YASALAR UYGULANMADI İDDİASI
Her zaman olduğu gibi Nihat Özdemir -İbrahim Çeçen’e yasaların yine uygulanmadığını belirten Atal, şunları söyledi: “Kültür ve Turizm Bakanlığı Muğla Kültür Varlıkları Koruma Bölge kurulu idari başvurumuza cevap vermedi. Bunun üzerine 17 Eylül 2021 tarihinde Muğla 3. İdare Mahkemesinde 2022 / 406 E. Sayılı dosyayla, bölgenin Kültür ve Tabiat Varlıklarını koruma kanunu 6 ve 7. Maddeleri uyarınca Korunması Gerekli Kültür Varlığı -Arkeolojik Sit Alanı olarak tespit ve tescili için dava açtık. AKP’li Muğla 3. İdare Mahkemesi biz dava açtıktan sonra 1 yıl boyunca, hiçbir işlem yapmayarak, mahallinde keşif ve bilirkişi incelemesi yapmaksızın ve yürütmenin durdurulması kararı vermeksizin, Nihat Özdemir -İbrahim Çeçen ikilisinin 4 bin yıllık Karya -Roma-Bizans uygarlık kalıntılarını yok etmesini bekledi. İnsanlık suçlusu ve doğa ve tarih katliamcısı LİMAK-ICTAŞ’ın kültür varlıklarını tahrip etmesine, 4 bin yıllık Karya-Roma -Bizans uygarlığını yok etmesine zaman -olanak sağladı.”

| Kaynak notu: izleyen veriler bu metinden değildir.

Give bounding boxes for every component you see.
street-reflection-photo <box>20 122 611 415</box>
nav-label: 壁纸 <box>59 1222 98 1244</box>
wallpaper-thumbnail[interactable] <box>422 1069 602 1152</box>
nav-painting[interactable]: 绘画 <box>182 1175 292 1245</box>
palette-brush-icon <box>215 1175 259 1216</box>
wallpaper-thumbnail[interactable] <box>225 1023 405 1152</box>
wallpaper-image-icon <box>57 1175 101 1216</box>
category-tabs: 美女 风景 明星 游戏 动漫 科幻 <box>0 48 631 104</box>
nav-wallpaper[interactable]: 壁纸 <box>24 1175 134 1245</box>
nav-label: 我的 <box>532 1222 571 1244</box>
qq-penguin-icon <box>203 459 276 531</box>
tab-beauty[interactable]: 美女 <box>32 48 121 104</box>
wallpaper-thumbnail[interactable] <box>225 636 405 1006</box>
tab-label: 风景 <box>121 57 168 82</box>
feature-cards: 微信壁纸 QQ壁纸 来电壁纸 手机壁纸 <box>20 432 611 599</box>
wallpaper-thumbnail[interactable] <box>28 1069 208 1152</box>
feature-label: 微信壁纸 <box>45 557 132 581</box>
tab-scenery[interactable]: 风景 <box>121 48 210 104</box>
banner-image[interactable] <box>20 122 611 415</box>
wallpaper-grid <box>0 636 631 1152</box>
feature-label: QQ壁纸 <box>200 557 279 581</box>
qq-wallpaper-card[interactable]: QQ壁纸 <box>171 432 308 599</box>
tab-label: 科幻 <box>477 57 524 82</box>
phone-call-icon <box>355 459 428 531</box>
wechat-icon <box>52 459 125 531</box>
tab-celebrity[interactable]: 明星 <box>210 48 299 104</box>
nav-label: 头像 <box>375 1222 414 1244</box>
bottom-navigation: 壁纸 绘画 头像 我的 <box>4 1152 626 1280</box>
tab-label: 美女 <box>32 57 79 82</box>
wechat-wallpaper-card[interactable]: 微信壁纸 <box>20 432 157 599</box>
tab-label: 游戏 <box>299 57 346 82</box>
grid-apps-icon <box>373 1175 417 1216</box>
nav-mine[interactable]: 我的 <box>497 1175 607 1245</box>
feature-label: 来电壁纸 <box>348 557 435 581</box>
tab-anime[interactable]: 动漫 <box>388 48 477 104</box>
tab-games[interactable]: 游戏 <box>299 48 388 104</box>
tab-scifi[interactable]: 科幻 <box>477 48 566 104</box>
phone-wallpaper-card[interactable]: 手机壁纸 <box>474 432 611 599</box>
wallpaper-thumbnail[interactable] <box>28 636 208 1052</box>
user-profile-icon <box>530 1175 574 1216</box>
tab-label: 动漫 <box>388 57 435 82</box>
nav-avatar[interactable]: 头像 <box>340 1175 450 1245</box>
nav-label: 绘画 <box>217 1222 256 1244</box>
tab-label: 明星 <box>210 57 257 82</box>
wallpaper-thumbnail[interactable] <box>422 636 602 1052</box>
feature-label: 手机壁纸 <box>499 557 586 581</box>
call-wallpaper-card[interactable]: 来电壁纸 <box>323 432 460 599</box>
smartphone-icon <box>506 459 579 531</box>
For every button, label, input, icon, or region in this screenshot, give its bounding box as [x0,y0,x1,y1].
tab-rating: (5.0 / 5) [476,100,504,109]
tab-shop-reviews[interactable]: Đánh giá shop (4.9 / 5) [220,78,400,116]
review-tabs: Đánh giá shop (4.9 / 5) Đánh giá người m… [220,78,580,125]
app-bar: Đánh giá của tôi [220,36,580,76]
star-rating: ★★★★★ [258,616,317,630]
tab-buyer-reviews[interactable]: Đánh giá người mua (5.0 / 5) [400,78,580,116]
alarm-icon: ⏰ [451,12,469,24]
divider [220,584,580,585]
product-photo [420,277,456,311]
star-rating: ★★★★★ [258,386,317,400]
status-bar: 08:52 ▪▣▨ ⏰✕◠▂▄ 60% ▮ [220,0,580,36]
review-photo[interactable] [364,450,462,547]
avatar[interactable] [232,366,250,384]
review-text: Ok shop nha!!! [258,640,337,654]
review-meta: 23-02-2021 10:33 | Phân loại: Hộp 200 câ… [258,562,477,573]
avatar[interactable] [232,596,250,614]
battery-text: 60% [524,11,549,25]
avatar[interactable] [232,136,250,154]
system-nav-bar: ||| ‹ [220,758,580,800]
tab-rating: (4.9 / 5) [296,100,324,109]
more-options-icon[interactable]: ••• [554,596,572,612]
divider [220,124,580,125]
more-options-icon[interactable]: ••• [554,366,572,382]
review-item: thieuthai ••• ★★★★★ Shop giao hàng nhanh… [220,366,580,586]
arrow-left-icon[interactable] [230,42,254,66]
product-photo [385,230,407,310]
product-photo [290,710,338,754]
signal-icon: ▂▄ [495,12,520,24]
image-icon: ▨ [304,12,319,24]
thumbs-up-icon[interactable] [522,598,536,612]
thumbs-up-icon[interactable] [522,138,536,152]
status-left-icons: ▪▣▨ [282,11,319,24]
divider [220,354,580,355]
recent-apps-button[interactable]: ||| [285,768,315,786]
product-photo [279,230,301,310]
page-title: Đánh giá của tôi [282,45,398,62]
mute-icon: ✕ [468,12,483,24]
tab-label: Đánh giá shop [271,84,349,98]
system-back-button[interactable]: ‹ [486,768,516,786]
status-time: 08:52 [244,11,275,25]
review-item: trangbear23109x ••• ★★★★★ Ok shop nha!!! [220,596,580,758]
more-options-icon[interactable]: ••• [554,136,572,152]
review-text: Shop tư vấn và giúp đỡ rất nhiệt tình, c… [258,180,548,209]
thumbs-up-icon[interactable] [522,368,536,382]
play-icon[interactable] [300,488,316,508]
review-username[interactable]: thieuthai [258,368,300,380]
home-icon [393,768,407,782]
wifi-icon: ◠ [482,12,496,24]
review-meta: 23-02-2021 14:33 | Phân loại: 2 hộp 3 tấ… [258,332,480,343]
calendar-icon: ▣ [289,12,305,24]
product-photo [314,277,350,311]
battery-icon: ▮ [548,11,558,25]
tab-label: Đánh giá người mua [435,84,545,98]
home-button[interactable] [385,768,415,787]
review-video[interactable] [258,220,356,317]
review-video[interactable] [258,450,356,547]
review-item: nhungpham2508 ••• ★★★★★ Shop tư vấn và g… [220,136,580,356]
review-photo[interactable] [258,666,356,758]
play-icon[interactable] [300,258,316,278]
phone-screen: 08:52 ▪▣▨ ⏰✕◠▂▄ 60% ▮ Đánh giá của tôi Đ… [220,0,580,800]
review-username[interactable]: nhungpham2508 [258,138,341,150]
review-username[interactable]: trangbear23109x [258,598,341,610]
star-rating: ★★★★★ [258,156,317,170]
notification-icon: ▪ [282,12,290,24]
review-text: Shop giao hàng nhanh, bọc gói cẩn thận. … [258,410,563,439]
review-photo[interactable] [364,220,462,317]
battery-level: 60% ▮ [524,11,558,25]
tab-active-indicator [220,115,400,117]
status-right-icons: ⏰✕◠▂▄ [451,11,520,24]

ARKEOLOJİK VARLIKLARIMIZIN BİR KISMI YOK EDİLDİ İDDİASI
Karya, Roma Ve Bizans olmak üzere 4 bin yıllık 3 medeniyetin kalıntılarının Kültür ve Tabiat Varlıkları Koruma Kanunu’nun 6. maddesine göre “Taşınmaz Kültür Varlığı” olmasına ve 20. Maddeye göre de yerinde muhafaza edilmesi gerekmesine rağmen suç işlendiğini de sözlerine ekleyen Av. Atal, “Yasalar LİMAK-ICTAŞ’a uygulanmayarak arkeolojik varlıklarımızın bir kısmı yok edildi, bir kısmı yerinden taşındı ve tahrip edildi. Diğer yandan 2007 yılında Anayasanın 90. Maddesinde yapılan değişiklikle ‘Uluslararası sözleşmeler Anayasanın da üzerinde bağlayıcılığı’ olmasına rağmen; Türkiye’nin de imzacısı olduğu UNESCO’nun Dünya Kültürel ve Doğal Mirasın Korunmasına Dair Sözleşmenin 12. Maddesi uygulanmadı. Bir kültür varlığı Dünya Kültür Mirası listesinde olmasa dahi devletlerin koruma yükümlülüğü olduğunu belirtmesine rağmen uygulanmadı. Uluslararası sözleşmeler de ihlal edildi ve Anayasanın 10. Maddesine aykırı şekilde ‘bir zümreye -bir sınıfa imtiyaz’ tanınarak, kanunların yanı sıra uluslararası sözleşmeler de Nihat Özdemir -İbrahim Çeçen’e uygulanmadı” dedi.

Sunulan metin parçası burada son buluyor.